Not to say that it is easy now, but the joint efforts by the Anchal and Vatsalya teams are truly taking hold. The experience and confidence built over the past 5 years through the highs and lows are finally paying off. There is increased stability in our work, which is increasingly apparent with the elevated business structure and everyone’s enthusiasm for the potential growth in impact. I am amazed by the knowledge and experience of the Vatslaya team. Shopping for new materials is tremendously easier, something not possible two years ago, and implementing new designs with an experienced, empowered group of strong women is now conceivable.
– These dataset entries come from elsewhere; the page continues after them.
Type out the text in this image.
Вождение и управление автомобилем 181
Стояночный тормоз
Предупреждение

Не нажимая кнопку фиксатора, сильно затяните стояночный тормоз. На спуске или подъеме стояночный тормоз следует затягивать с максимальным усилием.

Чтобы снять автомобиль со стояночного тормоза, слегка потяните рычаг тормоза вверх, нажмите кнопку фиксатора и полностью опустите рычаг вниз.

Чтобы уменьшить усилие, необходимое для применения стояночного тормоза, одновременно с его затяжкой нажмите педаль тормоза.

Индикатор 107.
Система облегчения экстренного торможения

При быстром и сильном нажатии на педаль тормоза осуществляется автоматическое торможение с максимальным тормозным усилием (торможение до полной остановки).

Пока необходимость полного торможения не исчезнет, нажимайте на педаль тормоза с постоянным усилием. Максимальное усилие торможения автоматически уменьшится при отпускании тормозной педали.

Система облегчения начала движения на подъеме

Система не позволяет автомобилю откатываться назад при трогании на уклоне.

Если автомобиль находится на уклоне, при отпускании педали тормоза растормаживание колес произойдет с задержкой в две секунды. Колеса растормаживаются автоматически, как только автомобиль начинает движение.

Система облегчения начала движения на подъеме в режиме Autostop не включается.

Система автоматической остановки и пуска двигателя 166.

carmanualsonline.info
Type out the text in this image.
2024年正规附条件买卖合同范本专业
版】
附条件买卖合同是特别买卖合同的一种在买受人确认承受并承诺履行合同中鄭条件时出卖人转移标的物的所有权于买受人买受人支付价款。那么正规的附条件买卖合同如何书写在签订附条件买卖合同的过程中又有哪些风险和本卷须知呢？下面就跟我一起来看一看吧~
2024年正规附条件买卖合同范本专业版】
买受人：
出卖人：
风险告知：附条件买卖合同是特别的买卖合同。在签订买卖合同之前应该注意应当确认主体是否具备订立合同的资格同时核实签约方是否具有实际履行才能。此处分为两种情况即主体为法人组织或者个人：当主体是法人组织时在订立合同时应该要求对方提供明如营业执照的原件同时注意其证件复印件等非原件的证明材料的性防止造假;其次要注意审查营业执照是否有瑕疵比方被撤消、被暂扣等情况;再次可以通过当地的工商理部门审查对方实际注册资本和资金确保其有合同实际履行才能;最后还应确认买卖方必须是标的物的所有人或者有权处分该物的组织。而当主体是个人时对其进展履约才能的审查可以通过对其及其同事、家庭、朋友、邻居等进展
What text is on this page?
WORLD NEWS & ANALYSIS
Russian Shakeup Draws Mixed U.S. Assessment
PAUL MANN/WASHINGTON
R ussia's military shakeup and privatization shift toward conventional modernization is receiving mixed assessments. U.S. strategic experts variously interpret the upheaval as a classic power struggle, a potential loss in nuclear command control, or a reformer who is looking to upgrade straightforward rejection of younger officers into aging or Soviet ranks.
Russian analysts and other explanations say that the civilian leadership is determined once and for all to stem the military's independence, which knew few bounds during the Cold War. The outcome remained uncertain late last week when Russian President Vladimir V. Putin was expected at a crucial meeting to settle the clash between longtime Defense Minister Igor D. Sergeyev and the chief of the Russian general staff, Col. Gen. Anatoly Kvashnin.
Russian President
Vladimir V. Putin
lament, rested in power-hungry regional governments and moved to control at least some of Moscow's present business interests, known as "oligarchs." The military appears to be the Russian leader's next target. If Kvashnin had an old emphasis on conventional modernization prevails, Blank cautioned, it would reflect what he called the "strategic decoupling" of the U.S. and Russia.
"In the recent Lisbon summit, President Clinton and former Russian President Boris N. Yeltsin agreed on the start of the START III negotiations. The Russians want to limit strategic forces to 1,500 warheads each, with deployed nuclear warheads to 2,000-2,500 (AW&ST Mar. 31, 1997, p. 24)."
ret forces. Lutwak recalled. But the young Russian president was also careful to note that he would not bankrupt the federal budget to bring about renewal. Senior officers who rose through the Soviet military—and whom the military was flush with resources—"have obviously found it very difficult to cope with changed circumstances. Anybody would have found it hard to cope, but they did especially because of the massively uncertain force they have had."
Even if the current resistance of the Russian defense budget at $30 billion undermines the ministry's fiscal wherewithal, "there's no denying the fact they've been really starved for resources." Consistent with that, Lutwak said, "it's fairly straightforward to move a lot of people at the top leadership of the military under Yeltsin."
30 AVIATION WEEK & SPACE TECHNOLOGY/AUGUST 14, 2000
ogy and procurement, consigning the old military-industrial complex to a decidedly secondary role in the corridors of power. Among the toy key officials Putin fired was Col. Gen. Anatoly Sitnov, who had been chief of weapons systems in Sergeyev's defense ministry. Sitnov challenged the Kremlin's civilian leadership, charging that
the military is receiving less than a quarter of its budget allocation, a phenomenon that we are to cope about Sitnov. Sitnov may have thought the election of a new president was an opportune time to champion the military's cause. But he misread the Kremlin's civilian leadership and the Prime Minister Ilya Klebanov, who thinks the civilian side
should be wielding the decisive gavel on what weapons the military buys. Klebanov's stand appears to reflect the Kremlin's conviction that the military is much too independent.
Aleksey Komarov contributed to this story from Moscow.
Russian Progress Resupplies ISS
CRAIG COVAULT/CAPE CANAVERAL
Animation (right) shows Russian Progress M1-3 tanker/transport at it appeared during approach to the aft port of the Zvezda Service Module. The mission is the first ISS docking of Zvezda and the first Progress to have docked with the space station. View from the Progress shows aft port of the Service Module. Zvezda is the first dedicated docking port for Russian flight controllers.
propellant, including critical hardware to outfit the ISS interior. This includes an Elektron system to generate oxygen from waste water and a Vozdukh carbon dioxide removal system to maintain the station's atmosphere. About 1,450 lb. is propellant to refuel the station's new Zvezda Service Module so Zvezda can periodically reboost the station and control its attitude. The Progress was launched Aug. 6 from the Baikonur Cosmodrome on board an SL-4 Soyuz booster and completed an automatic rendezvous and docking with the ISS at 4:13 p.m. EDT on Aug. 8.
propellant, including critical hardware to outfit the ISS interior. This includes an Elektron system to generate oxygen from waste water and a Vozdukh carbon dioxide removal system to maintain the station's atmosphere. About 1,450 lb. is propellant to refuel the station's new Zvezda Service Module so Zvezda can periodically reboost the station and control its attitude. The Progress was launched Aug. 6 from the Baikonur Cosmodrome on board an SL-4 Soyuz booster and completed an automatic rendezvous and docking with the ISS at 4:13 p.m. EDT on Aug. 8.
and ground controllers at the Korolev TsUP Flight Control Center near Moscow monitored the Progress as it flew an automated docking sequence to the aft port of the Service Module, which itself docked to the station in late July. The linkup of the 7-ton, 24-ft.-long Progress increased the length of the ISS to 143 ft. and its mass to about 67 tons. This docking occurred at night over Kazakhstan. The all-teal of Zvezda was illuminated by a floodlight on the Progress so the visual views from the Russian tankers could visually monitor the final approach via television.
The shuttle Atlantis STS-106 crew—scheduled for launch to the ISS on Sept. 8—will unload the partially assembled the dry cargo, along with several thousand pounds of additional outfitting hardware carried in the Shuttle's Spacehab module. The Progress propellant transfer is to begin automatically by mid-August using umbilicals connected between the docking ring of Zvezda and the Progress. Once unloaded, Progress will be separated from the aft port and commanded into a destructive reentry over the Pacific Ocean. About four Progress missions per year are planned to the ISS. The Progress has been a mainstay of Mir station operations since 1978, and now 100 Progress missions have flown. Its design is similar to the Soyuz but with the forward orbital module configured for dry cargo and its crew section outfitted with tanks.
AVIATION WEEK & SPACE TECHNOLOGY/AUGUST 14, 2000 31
It is clear that we are no longer a project trying to “do good”, Anchal is a leader in the social enterprise movement and creating astounding impact.
We are ready to increase our impact, from artisan to project manager to director and beyond. I can feel the momentum building at home in the States and I can feel it with the leadership and artisan’s optimism in India. The artisans are not only craving new designs, but have the impressive skills to implement them. Now we just need to give them the platform.
So I will end with a quote from artisan Shama, “If the customers keep buying, we can learn how to make more products and even more women can have a salary!”